The Local Government association, however, argued that antisocial behaviour, “such as public drinking, racing in cars, aggressive begging and intimidating behaviour, can ruin people’s quality of life, harm businesses or mean people are scared to visit public places”.

They said PSPOs were subject to “scrutiny” and “will not be suitable or effective in all circumstances, and councils will consider other approaches which may better resolve issues”.

Out of 303 local authorities that responded to a freedom of information request, 266 said that they currently had at least one PSPO in place. Only 10% of councils had never had a PSPO.

Rugby council criminalised the climbing of trees, and made it a crime to pick up stones in certain areas. Wiltshire banned the possession of stones or ball bearings.

A spokesman for Rugby borough council said the council did so “to protect and enhance habitats” at Newbold Quarry Nature Reserve.

It is now an offence to have a nap in a park in Rother and Welwyn Hatfield, after both councils made it a crime to sleep in a public place.

The report found that councils are creating broad-brush laws that ban people from doing anything that potentially annoys any other person. For example, Southend-on-Sea banned people from “using bikes in a way that has a negative effect for others”.

Southend-on-Sea councillor James Courtenay, said: “This followed many complaints about reckless cycling and the illegal riding of e-scooters which made it clear this had become a significant frustration and a genuine worry for many people. We’re aware of at least two incidents where young children have been knocked over by people on e-scooters, for example, and the introduction of this has been largely welcomed locally.”

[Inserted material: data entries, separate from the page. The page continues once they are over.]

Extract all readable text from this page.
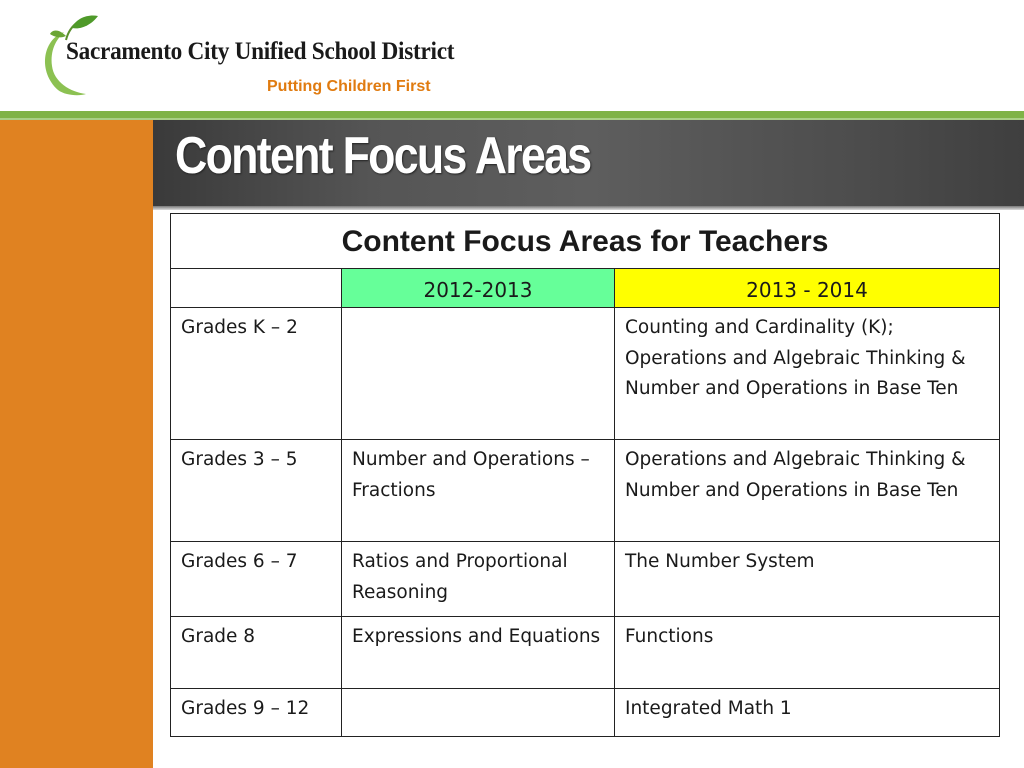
Sacramento City Unified School District
Putting Children First
Content Focus Areas
Content Focus Areas for Teachers		
	2012-2013	2013 - 2014
Grades K – 2		Counting and Cardinality (K); Operations and Algebraic Thinking & Number and Operations in Base Ten
Grades 3 – 5	Number and Operations – Fractions	Operations and Algebraic Thinking & Number and Operations in Base Ten
Grades 6 – 7	Ratios and Proportional Reasoning	The Number System
Grade 8	Expressions and Equations	Functions
Grades 9 – 12		Integrated Math 1
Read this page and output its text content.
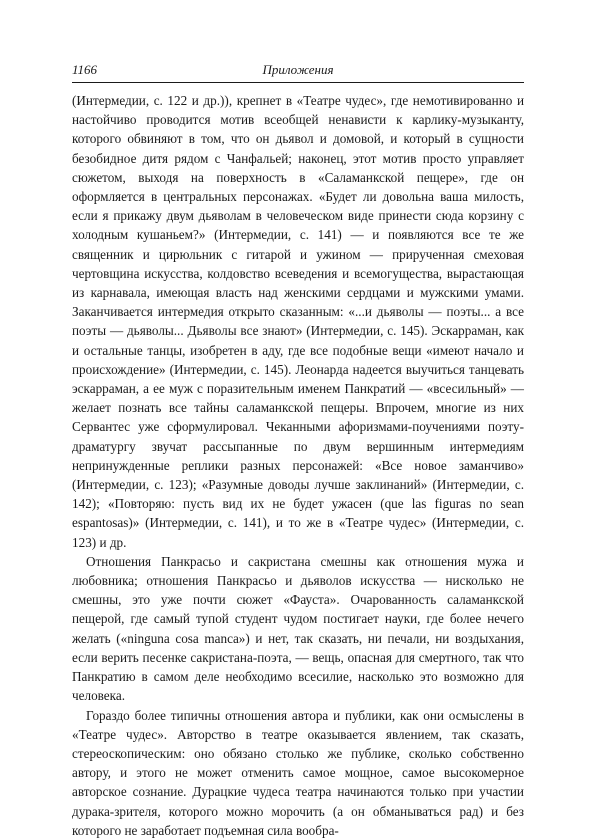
1166	Приложения

(Интермедии, с. 122 и др.)), крепнет в «Театре чудес», где немотивированно и настойчиво проводится мотив всеобщей ненависти к карлику-музыканту, которого обвиняют в том, что он дьявол и домовой, и который в сущности безобидное дитя рядом с Чанфальей; наконец, этот мотив просто управляет сюжетом, выходя на поверхность в «Саламанкской пещере», где он оформляется в центральных персонажах. «Будет ли довольна ваша милость, если я прикажу двум дьяволам в человеческом виде принести сюда корзину с холодным кушаньем?» (Интермедии, с. 141) — и появляются все те же священник и цирюльник с гитарой и ужином — прирученная смеховая чертовщина искусства, колдовство всеведения и всемогущества, вырастающая из карнавала, имеющая власть над женскими сердцами и мужскими умами. Заканчивается интермедия открыто сказанным: «...и дьяволы — поэты... а все поэты — дьяволы... Дьяволы все знают» (Интермедии, с. 145). Эскарраман, как и остальные танцы, изобретен в аду, где все подобные вещи «имеют начало и происхождение» (Интермедии, с. 145). Леонарда надеется выучиться танцевать эскарраман, а ее муж с поразительным именем Панкратий — «всесильный» — желает познать все тайны саламанкской пещеры. Впрочем, многие из них Сервантес уже сформулировал. Чеканными афоризмами-поучениями поэту-драматургу звучат рассыпанные по двум вершинным интермедиям непринужденные реплики разных персонажей: «Все новое заманчиво» (Интермедии, с. 123); «Разумные доводы лучше заклинаний» (Интермедии, с. 142); «Повторяю: пусть вид их не будет ужасен (que las figuras no sean espantosas)» (Интермедии, с. 141), и то же в «Театре чудес» (Интермедии, с. 123) и др.

Отношения Панкрасьо и сакристана смешны как отношения мужа и любовника; отношения Панкрасьо и дьяволов искусства — нисколько не смешны, это уже почти сюжет «Фауста». Очарованность саламанкской пещерой, где самый тупой студент чудом постигает науки, где более нечего желать («ninguna cosa manca») и нет, так сказать, ни печали, ни воздыхания, если верить песенке сакристана-поэта, — вещь, опасная для смертного, так что Панкратию в самом деле необходимо всесилие, насколько это возможно для человека.

Гораздо более типичны отношения автора и публики, как они осмыслены в «Театре чудес». Авторство в театре оказывается явлением, так сказать, стереоскопическим: оно обязано столько же публике, сколько собственно автору, и этого не может отменить самое мощное, самое высокомерное авторское сознание. Дурацкие чудеса театра начинаются только при участии дурака-зрителя, которого можно морочить (а он обманываться рад) и без которого не заработает подъемная сила вообра-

The report said: “The existence of this catch-all power is largely an excuse for lazy and excessive law-making, and has led to some of the worst laws ever to have entered the statute book.”

Tim Clement-Jones, a Liberal Democrat peer who has challenged PSPOs, said: “I have raised the issue of PSPOs several times in the House of Lords, but it seems that the problems with this power continue to pile up. The redrafting of the statutory guidance hasn’t worked. The government needs to go back to the drawing board and bring through a properly regulated bylaw power that is not open to such abuse.”